What would change the activity of lactic acid would be the addition or removal of ions to or from the solution. The Debye-Hückle theory lets us calculate a (geometric) mean activity correction term from the sum of the concentrations of all the ions weighted by the squares of their charges. With the p operator applied this results in a term in the Hendersson Hasselbalch equation often symbolized by pfm. The form of Hendersson Hasselbalch of interest to us here is the expression for the ratio of the number of lactic acid ions that dissociate to the number that don't. This is r = 10^(pH - pK + pfm) = 10^(pH -(pK - pfm)). Thus the lactic acid's effective pK is pfm less than its ideally dilute pK if other ions are present (and their behaviour matches what Debye - Hückle predicts). Thus adding neutral salts will decrease the pH of a solution and removing them will increase the pH of a solution. So then we might consider a wort in which there is, for whatever reason, fair numbers of calcium and bicarbonate ions present. Boiling such a wort would concentrate it but the reaction 2HCO3- + Ca++ ---> CO2 + CaCO3 + H2O would also occur. Note that no H+ ions are produced in this reaction (as they are in the phosphate reaction). Removal of HCO3- and Ca++ ions will result in a decrease in pfm and an effective increase in lactic acids pK and the wort pH will rise. So now I have thought of conditions in which boiling would result in a pH increase but they are pretty far fetched. Further to that, as I mentioned in No. 2, some protons are returned to the mash when neutral water is boiled off and those might well offset the pH increase produced by diminished pfm which increase would be tiny.


@Morrey
One other possibility occurred to me:
If your Lacto (or contaminant) had trace acetic acid production it would be expelled during the boil. Seems like that would increase pH, from my limited understanding. ;)
Yes, that sounds very reasonable and would apply to any other volatile acid as well.
 
That makes sense. Fewer ions results in less dissociation of a weak acid.
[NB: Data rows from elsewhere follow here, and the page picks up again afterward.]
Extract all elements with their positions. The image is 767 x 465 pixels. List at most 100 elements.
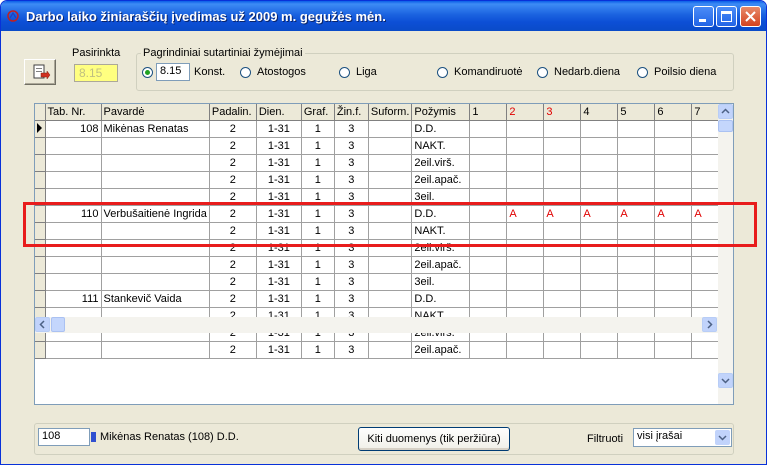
grid-cell[interactable]: 2 [209,154,257,172]
horizontal-scroll-thumb[interactable] [51,317,65,332]
grid-cell[interactable]: 2eil.apač. [411,341,471,359]
column-header[interactable]: 2 [506,104,545,121]
table-row[interactable]: 2 1-31 1 3 NAKT. [35,137,730,155]
grid-cell[interactable]: NAKT. [411,137,471,155]
grid-cell[interactable]: 1 [301,273,335,291]
column-header[interactable]: Požymis [411,104,471,121]
radio-atostogos[interactable] [240,67,251,78]
radio-label-konst[interactable]: Konst. [194,66,225,78]
radio-nedarb-diena[interactable] [537,67,548,78]
grid-cell[interactable] [469,290,508,308]
grid-cell[interactable]: 3eil. [411,273,471,291]
grid-cell[interactable] [368,120,413,138]
grid-cell[interactable]: 1 [301,154,335,172]
grid-cell[interactable]: 1 [301,256,335,274]
grid-cell[interactable] [543,256,582,274]
grid-cell[interactable]: Stankevič Vaida [101,290,210,308]
grid-cell[interactable] [45,256,102,274]
grid-cell[interactable]: 1 [301,290,335,308]
grid-cell[interactable] [654,273,693,291]
grid-cell[interactable] [506,273,545,291]
vertical-scroll-thumb[interactable] [718,120,733,132]
grid-cell[interactable] [469,171,508,189]
grid-cell[interactable] [580,256,619,274]
grid-cell[interactable]: 2eil.virš. [411,154,471,172]
grid-cell[interactable]: 1 [301,171,335,189]
grid-cell[interactable]: 1 [301,120,335,138]
grid-cell[interactable] [469,137,508,155]
grid-cell[interactable] [469,256,508,274]
scroll-left-button[interactable] [35,317,50,332]
filter-dropdown-button[interactable] [715,430,730,445]
radio-poilsio-diena[interactable] [637,67,648,78]
grid-cell[interactable]: D.D. [411,290,471,308]
column-header[interactable]: Tab. Nr. [45,104,102,121]
grid-cell[interactable] [469,154,508,172]
grid-cell[interactable]: 3 [334,120,369,138]
grid-cell[interactable] [368,273,413,291]
row-indicator[interactable] [35,290,46,308]
select-button[interactable] [24,59,56,85]
grid-cell[interactable] [617,171,656,189]
grid-cell[interactable] [368,171,413,189]
grid-cell[interactable] [506,154,545,172]
grid-cell[interactable] [617,154,656,172]
grid-cell[interactable] [580,290,619,308]
column-header[interactable]: Suform. [368,104,413,121]
column-header[interactable]: 3 [543,104,582,121]
grid-cell[interactable] [101,154,210,172]
grid-cell[interactable] [654,137,693,155]
grid-cell[interactable]: 1-31 [256,154,302,172]
grid-cell[interactable]: 2 [209,290,257,308]
timesheet-grid[interactable]: Tab. Nr. Pavardė Padalin. Dien. Graf. Žin.f. S… [34,103,734,405]
horizontal-scrollbar[interactable] [35,317,718,333]
grid-cell[interactable]: 111 [45,290,102,308]
column-header[interactable]: 4 [580,104,619,121]
scroll-down-button[interactable] [718,373,733,388]
grid-cell[interactable] [45,341,102,359]
scroll-right-button[interactable] [702,317,717,332]
grid-cell[interactable] [580,154,619,172]
grid-cell[interactable]: 2 [209,120,257,138]
table-row[interactable]: 2 1-31 1 3 2eil.apač. [35,171,730,189]
title-bar[interactable]: Darbo laiko žiniaraščių įvedimas už 2009… [1,1,766,31]
grid-cell[interactable]: 3 [334,273,369,291]
grid-cell[interactable] [506,341,545,359]
row-indicator[interactable] [35,137,46,155]
grid-cell[interactable]: 3 [334,256,369,274]
grid-cell[interactable]: 3 [334,154,369,172]
column-header[interactable]: Graf. [301,104,335,121]
grid-cell[interactable] [580,120,619,138]
table-row[interactable]: 2 1-31 1 3 3eil. [35,273,730,291]
grid-cell[interactable]: D.D. [411,120,471,138]
row-indicator[interactable] [35,154,46,172]
grid-cell[interactable]: 108 [45,120,102,138]
other-data-button[interactable]: Kiti duomenys (tik peržiūra) [358,427,510,451]
grid-cell[interactable] [654,120,693,138]
maximize-button[interactable] [716,6,737,27]
grid-cell[interactable] [469,273,508,291]
row-indicator[interactable] [35,120,46,138]
grid-cell[interactable]: 2 [209,341,257,359]
grid-cell[interactable] [506,256,545,274]
grid-cell[interactable] [101,273,210,291]
grid-cell[interactable] [368,341,413,359]
vertical-scrollbar[interactable] [718,104,733,404]
grid-cell[interactable] [469,120,508,138]
grid-cell[interactable]: 1 [301,137,335,155]
grid-cell[interactable]: 1-31 [256,137,302,155]
grid-cell[interactable] [506,171,545,189]
konst-value-input[interactable]: 8.15 [156,63,190,81]
grid-cell[interactable] [506,290,545,308]
column-header[interactable]: Žin.f. [334,104,369,121]
grid-cell[interactable] [101,171,210,189]
radio-label-nedarb-diena[interactable]: Nedarb.diena [554,66,620,78]
column-header[interactable]: Padalin. [209,104,257,121]
grid-cell[interactable] [617,290,656,308]
grid-cell[interactable]: 2 [209,256,257,274]
grid-cell[interactable]: 1-31 [256,273,302,291]
table-row[interactable]: 2 1-31 1 3 2eil.apač. [35,256,730,274]
table-row[interactable]: 111 Stankevič Vaida 2 1-31 1 3 D.D. [35,290,730,308]
radio-komandiruote[interactable] [437,67,448,78]
grid-cell[interactable] [580,341,619,359]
Just a small part of the reactions happening during the boil I suppose. The explanation is much appreciated!

I don't recall learning about non-ideal behavior either, but my inorganic chemistry studies simply provided a foundation for organic chemistry, biochemistry, and medicinal chemistry. I wish I could remember half of it.

Thanks again!

P.S. If you highlight part of a post and then hit reply on the pop-up, it inserts that as a quote in your draft.
 
I had a feeling that "concentrating" acidified wort wasn't the answer to my ph thoughts, and thanks to both of you for resolving my question. Water chemistry is a pretty in-depth subject, and it's no wonder so many brewers gloss over it and just use RO water w/o really digging in deeper. Based on the threads we see from less experienced brewers, some (or many) may feel water make-up is rather intimidating.